Bunu hep dedim, dedik. “Dinler arası diyalog olmaz” diye. Önce sormak lazım; Hangi dinler diye…
Allah Al-i İmran 19. ayette; “Allah katında hak din İslam’dır” dedikten sonra hiç uzatmaya gerek kalmadan meselenin kapanması lazımdı oysaki.
Bu dinler arası diyalog düşüncesiyle, hak olan İslam ile batıl olan dinler karıştırılarak yeni bir din olgusu oluşturulmaya çalışıldı yıllarca. Ve buna inanan, ısrarla savunan milyonlarca insan çıktı ortaya…
Bu insanlar diyalog düşüncesini hoş karşılamak bir yana, Al-i İmran suresindeki ayete ters düştüklerinin bile hiç farkına varmadılar. İşte burada tümüyle Kur’andan uzak kalan ve sadece hocasının dediğini uygulayan insan profillerini görüyoruz.
Haşa, Allah İslam’ı eksik gönderdi de kalan kısımları batıl olan, değiştirilmiş diğer dinler! ile mi tamamlayacaktık? Bu nasıl bir cehalettir?
Peygamberimize Mekkeli müşrikler; “Ya Muhammed söylediklerin güzel şeyler. Ama biz senin dediklerini yaparsak Kureyş aç kalır. (Onlar için zekât, yetimi kollama, köleleri azat etme düşüncesi elbette aç kalmakla eş değerdi) O nedenle gel sen biraz bizim dinimize uy, biraz da biz senin dinine uyarız. Ne ala geçinir gideriz” dediklerinde Peygamberimiz; “Sağ elime güneşi, sol elime de ayı verseniz ben bu davadan vazgeçmem” demişti ve Kafirun suresinde de; “Sizin dininiz size, benim dinim bana” ayetiyle Allah diğer uydurulmuş dinlerden beri durulması gerektiğini bildirmişti. 
Eğer diğer batıl dinlerle irtibat halinde olunması gerekseydi bunu ilk önce Peygamberimiz yapardı. O ise onlardan yolunu ilk başta ayırmıştır.
Peki şimdi bu diyalog da nerden çıktı derseniz. Bu tümüyle İslam’ın içini boşaltmak ve Hıristiyanlığı, Yahudiliği hatta uzak doğunun mistik inançlarını İslam’a empoze etmek için planlanmış bir projedir. 
İnsanlar arası diyalog olur da, peki dinleri neden karıştırıp asıl olan İslam’ı bozulmuş bir çorbanın içine katma gereği duydu bu insanlar? 

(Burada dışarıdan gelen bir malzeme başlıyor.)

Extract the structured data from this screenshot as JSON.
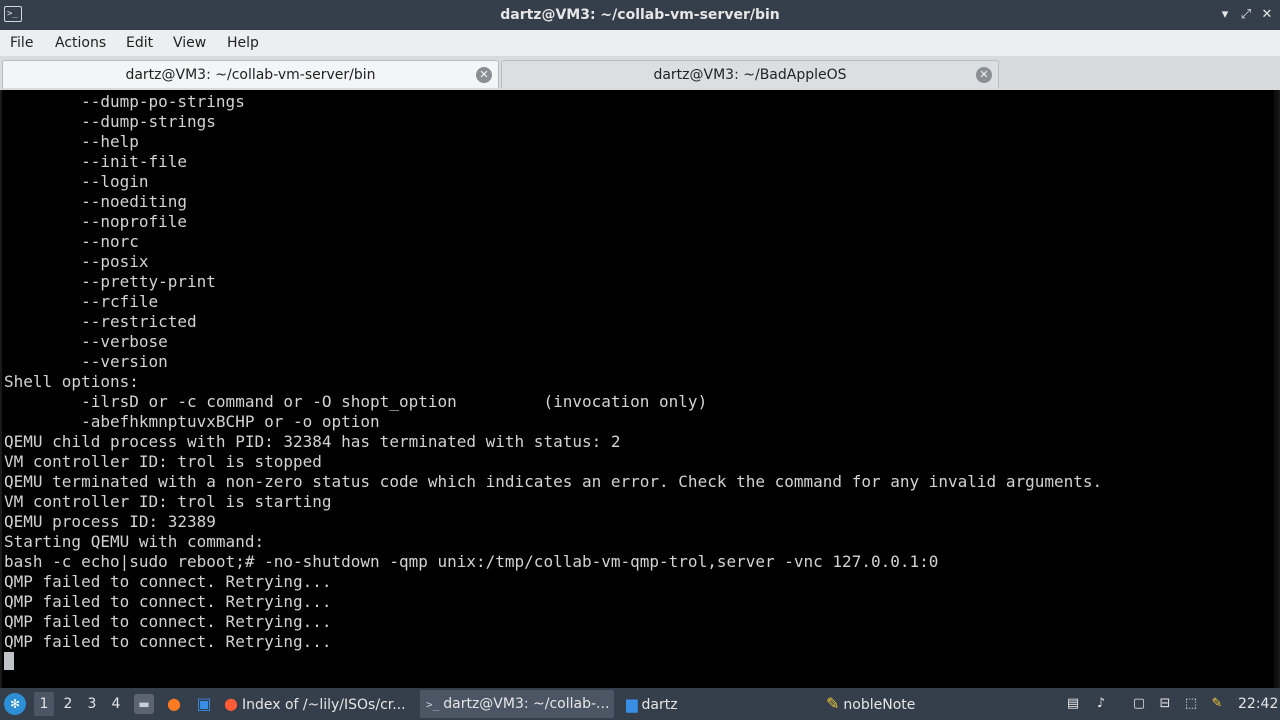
{
  "window": {
    "title": "dartz@VM3: ~/collab-vm-server/bin",
    "minimize_glyph": "▾",
    "maximize_glyph": "⤢",
    "close_glyph": "✕",
    "app_icon_glyph": ">_"
  },
  "menu": [
    "File",
    "Actions",
    "Edit",
    "View",
    "Help"
  ],
  "tabs": [
    {
      "label": "dartz@VM3: ~/collab-vm-server/bin",
      "close_glyph": "✕"
    },
    {
      "label": "dartz@VM3: ~/BadAppleOS",
      "close_glyph": "✕"
    }
  ],
  "terminal": {
    "lines": [
      "        --dump-po-strings",
      "        --dump-strings",
      "        --help",
      "        --init-file",
      "        --login",
      "        --noediting",
      "        --noprofile",
      "        --norc",
      "        --posix",
      "        --pretty-print",
      "        --rcfile",
      "        --restricted",
      "        --verbose",
      "        --version",
      "Shell options:",
      "        -ilrsD or -c command or -O shopt_option         (invocation only)",
      "        -abefhkmnptuvxBCHP or -o option",
      "QEMU child process with PID: 32384 has terminated with status: 2",
      "VM controller ID: trol is stopped",
      "QEMU terminated with a non-zero status code which indicates an error. Check the command for any invalid arguments.",
      "VM controller ID: trol is starting",
      "QEMU process ID: 32389",
      "Starting QEMU with command:",
      "bash -c echo|sudo reboot;# -no-shutdown -qmp unix:/tmp/collab-vm-qmp-trol,server -vnc 127.0.0.1:0",
      "QMP failed to connect. Retrying...",
      "QMP failed to connect. Retrying...",
      "QMP failed to connect. Retrying...",
      "QMP failed to connect. Retrying..."
    ]
  },
  "taskbar": {
    "start_glyph": "✻",
    "workspaces": [
      "1",
      "2",
      "3",
      "4"
    ],
    "launchers": [
      {
        "name": "desktop",
        "glyph": "▬",
        "color": "#c9cfd6"
      },
      {
        "name": "firefox",
        "glyph": "●",
        "color": "#ff7b22"
      },
      {
        "name": "window",
        "glyph": "▣",
        "color": "#3a8ee6"
      }
    ],
    "tasks": [
      {
        "label": "Index of /~lily/ISOs/cr...",
        "glyph": "●",
        "color": "#ff5c35"
      },
      {
        "label": "dartz@VM3: ~/collab-...",
        "glyph": ">_",
        "color": "#c9cfd6"
      },
      {
        "label": "dartz",
        "glyph": "▆",
        "color": "#3a8ee6"
      },
      {
        "label": "nobleNote",
        "glyph": "✎",
        "color": "#f0c93a"
      }
    ],
    "tray": [
      {
        "name": "keyboard",
        "glyph": "▤"
      },
      {
        "name": "volume",
        "glyph": "♪"
      },
      {
        "name": "clipboard",
        "glyph": "▢"
      },
      {
        "name": "network",
        "glyph": "⊟"
      },
      {
        "name": "bluetooth",
        "glyph": "⬚"
      },
      {
        "name": "notes",
        "glyph": "✎"
      }
    ],
    "clock": "22:42"
  }
}
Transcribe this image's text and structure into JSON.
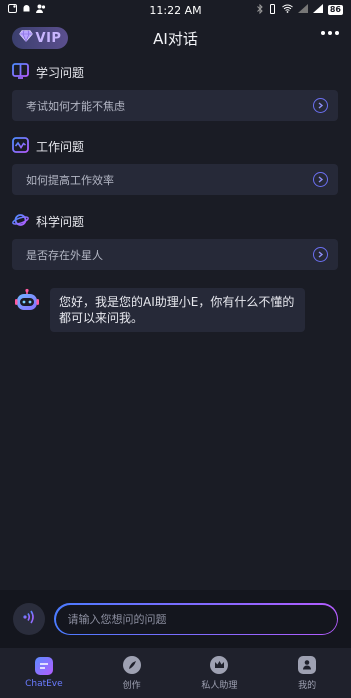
{
  "status_bar": {
    "time": "11:22 AM",
    "battery": "86"
  },
  "header": {
    "vip_label": "VIP",
    "title": "AI对话",
    "more_icon": "more-horizontal-icon"
  },
  "sections": [
    {
      "title": "学习问题",
      "icon": "book-icon",
      "question": "考试如何才能不焦虑"
    },
    {
      "title": "工作问题",
      "icon": "pulse-icon",
      "question": "如何提高工作效率"
    },
    {
      "title": "科学问题",
      "icon": "planet-icon",
      "question": "是否存在外星人"
    }
  ],
  "chat": {
    "bot_message": "您好，我是您的AI助理小E，你有什么不懂的都可以来问我。"
  },
  "input": {
    "placeholder": "请输入您想问的问题"
  },
  "tabs": [
    {
      "label": "ChatEve",
      "icon": "chat-icon",
      "active": true
    },
    {
      "label": "创作",
      "icon": "feather-icon",
      "active": false
    },
    {
      "label": "私人助理",
      "icon": "crown-icon",
      "active": false
    },
    {
      "label": "我的",
      "icon": "user-icon",
      "active": false
    }
  ],
  "colors": {
    "background": "#1a1c25",
    "card": "#262938",
    "accent": "#6a7cff",
    "accent_gradient_end": "#b45cff"
  }
}
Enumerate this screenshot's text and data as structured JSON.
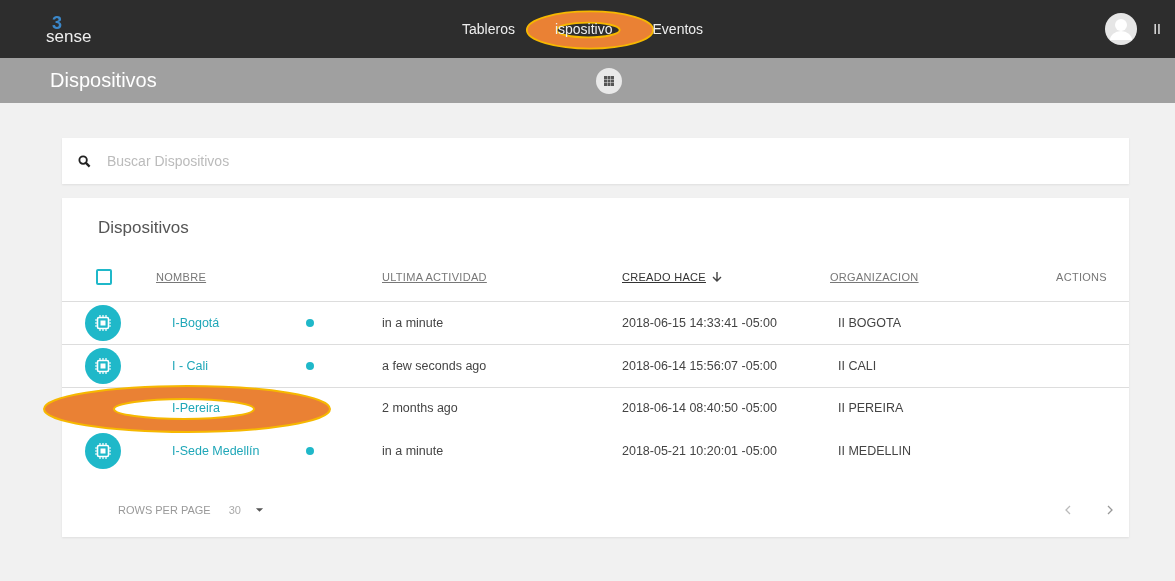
{
  "brand": {
    "logo_mark": "3",
    "logo_text": "sense"
  },
  "nav": [
    {
      "label": "Tableros",
      "annotated": false
    },
    {
      "label": "ispositivo",
      "annotated": true
    },
    {
      "label": "Eventos",
      "annotated": false
    }
  ],
  "user": {
    "name": "II"
  },
  "page_title": "Dispositivos",
  "search": {
    "placeholder": "Buscar Dispositivos"
  },
  "table": {
    "title": "Dispositivos",
    "select_all": false,
    "columns": [
      {
        "label": "NOMBRE",
        "sorted": false
      },
      {
        "label": "ULTIMA ACTIVIDAD",
        "sorted": false
      },
      {
        "label": "CREADO HACE",
        "sorted": true
      },
      {
        "label": "ORGANIZACION",
        "sorted": false
      },
      {
        "label": "ACTIONS",
        "sorted": false
      }
    ],
    "rows": [
      {
        "name": "I-Bogotá",
        "online": true,
        "annotated": false,
        "activity": "in a minute",
        "created": "2018-06-15 14:33:41 -05:00",
        "org": "II BOGOTA"
      },
      {
        "name": "I - Cali",
        "online": true,
        "annotated": false,
        "activity": "a few seconds ago",
        "created": "2018-06-14 15:56:07 -05:00",
        "org": "II CALI"
      },
      {
        "name": "I-Pereira",
        "annotated": true,
        "activity": "2 months ago",
        "created": "2018-06-14 08:40:50 -05:00",
        "org": "II PEREIRA"
      },
      {
        "name": "I-Sede Medellín",
        "online": true,
        "annotated": false,
        "activity": "in a minute",
        "created": "2018-05-21 10:20:01 -05:00",
        "org": "II MEDELLIN"
      }
    ],
    "rows_per_page_label": "ROWS PER PAGE",
    "rows_per_page": "30"
  }
}
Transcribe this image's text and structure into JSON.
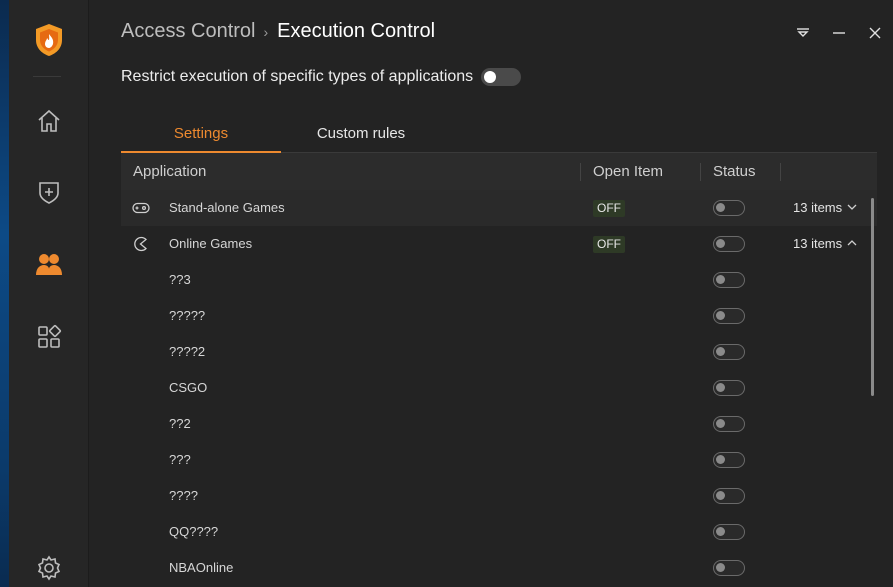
{
  "breadcrumb": {
    "parent": "Access Control",
    "separator": "›",
    "current": "Execution Control"
  },
  "window_controls": {
    "menu": "⩡",
    "minimize": "—",
    "close": "✕"
  },
  "restrict": {
    "label": "Restrict execution of specific types of applications",
    "enabled": false
  },
  "tabs": [
    {
      "label": "Settings",
      "active": true
    },
    {
      "label": "Custom rules",
      "active": false
    }
  ],
  "table": {
    "headers": {
      "application": "Application",
      "open_item": "Open Item",
      "status": "Status"
    },
    "rows": [
      {
        "name": "Stand-alone Games",
        "icon": "gamepad-icon",
        "open_item": "OFF",
        "count": "13 items",
        "expanded": false,
        "status": false
      },
      {
        "name": "Online Games",
        "icon": "pacman-icon",
        "open_item": "OFF",
        "count": "13 items",
        "expanded": true,
        "status": false
      },
      {
        "name": "??3",
        "status": false
      },
      {
        "name": "?????",
        "status": false
      },
      {
        "name": "????2",
        "status": false
      },
      {
        "name": "CSGO",
        "status": false
      },
      {
        "name": "??2",
        "status": false
      },
      {
        "name": "???",
        "status": false
      },
      {
        "name": "????",
        "status": false
      },
      {
        "name": "QQ????",
        "status": false
      },
      {
        "name": "NBAOnline",
        "status": false
      }
    ]
  },
  "sidebar": {
    "items": [
      {
        "name": "logo-icon"
      },
      {
        "name": "home-icon"
      },
      {
        "name": "shield-plus-icon"
      },
      {
        "name": "users-icon",
        "active": true
      },
      {
        "name": "apps-icon"
      },
      {
        "name": "settings-gear-icon"
      }
    ]
  },
  "colors": {
    "accent": "#ee8a2f",
    "background": "#232323",
    "sidebar": "#262626"
  }
}
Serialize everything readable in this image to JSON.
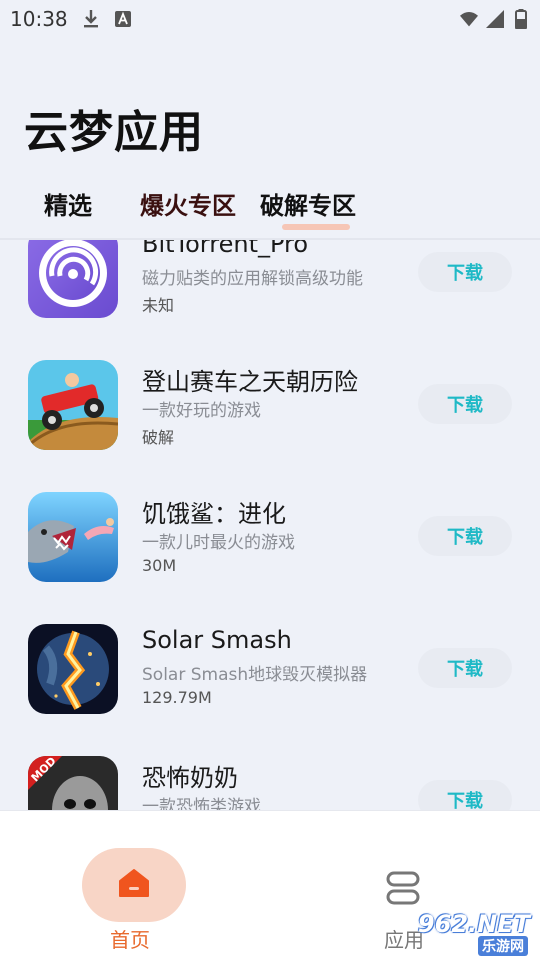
{
  "status_bar": {
    "time": "10:38",
    "icons_left": [
      "download-icon",
      "font-badge-icon"
    ],
    "icons_right": [
      "wifi-icon",
      "cell-signal-icon",
      "battery-icon"
    ]
  },
  "header": {
    "title": "云梦应用",
    "tabs": [
      {
        "label": "精选"
      },
      {
        "label": "爆火专区"
      },
      {
        "label": "破解专区",
        "active": true
      }
    ],
    "indicator_color": "#f6c6b6"
  },
  "apps": [
    {
      "name": "BitTorrent_Pro",
      "desc": "磁力贴类的应用解锁高级功能",
      "meta": "未知",
      "button": "下载",
      "icon": "bittorrent-icon"
    },
    {
      "name": "登山赛车之天朝历险",
      "desc": "一款好玩的游戏",
      "meta": "破解",
      "button": "下载",
      "icon": "hill-climb-racing-icon"
    },
    {
      "name": "饥饿鲨：进化",
      "desc": "一款儿时最火的游戏",
      "meta": "30M",
      "button": "下载",
      "icon": "hungry-shark-icon"
    },
    {
      "name": "Solar Smash",
      "desc": "Solar Smash地球毁灭模拟器",
      "meta": "129.79M",
      "button": "下载",
      "icon": "solar-smash-icon"
    },
    {
      "name": "恐怖奶奶",
      "desc": "一款恐怖类游戏",
      "meta": "",
      "button": "下载",
      "icon": "granny-icon",
      "badge": "MOD"
    }
  ],
  "bottom_nav": {
    "home_label": "首页",
    "apps_label": "应用",
    "active_color": "#e86a2e",
    "accent_color": "#1fb9c6"
  },
  "watermark": {
    "main": "962.NET",
    "sub": "乐游网"
  }
}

Tıpkı Endülüs’te olduğu gibi, Müslüman ülkeleri önce İslam’i kurallardan uzaklaştırıp, her dine, görüşe ılımlı hale getirip; “Bakın efendim hem onlarda namaz, abdest, zekât da yok. Onların ki daha kolay sanki! Ne olacak o dine uysak, hem hocalarımızda bu dinleri hep hoş karşılıyor. Vardır bir bildikleri!” diye düşünen insanlar topluluğu oluşturmaktı bu diyalog safsatasının amacı. 
Bu algı oluşturulduktan sonra önce insanın imanını çalmak ve sonra da vatanını çalmak her zaman için çok kolay olmuştur.  
Koca İslam devleti Endülüs nasıl yıkıldı sanıyorsunuz? Şimdi o büyük yarım ada İspanya neden Hıristiyan sanıyorsunuz? 
İmanı gidenin, ne kutsal değerleri, ne namusu, ne de vatanı kalır.
“Yok, efendim, biz onlara İslam’ı anlatacağız ve onları Müslüman yapacağız” dediler yıllarca. Bilgi ve teknoloji çağında dünyanın her yerinden bir tıkla İslam’ı öğrenmenin en kolay olduğu yüzyıldayız. İsteyen zaten araştırıp İslam ile şereflenir.  
Ama sen Hıristiyanlara ve Yahudilere İslam’ı anlatacağım maskesi altında bozulmuş dinlerin öğretilerini Müslümanlara çaktırmadan verirsen Allah buna razı olmaz. Ve işte kurduğun o düzen bir gecede yerle bir olur. 
Her şey Kur’an çerçevesinden çıktığı zaman, tıpkı raydan çıkmış bir trenin felaketi gibi olur. Bozulur ve tamiri zordur. 
Velhasıl kelam; “Dinler arası diyalog” İslam’a verilebilecek en büyük zarardır.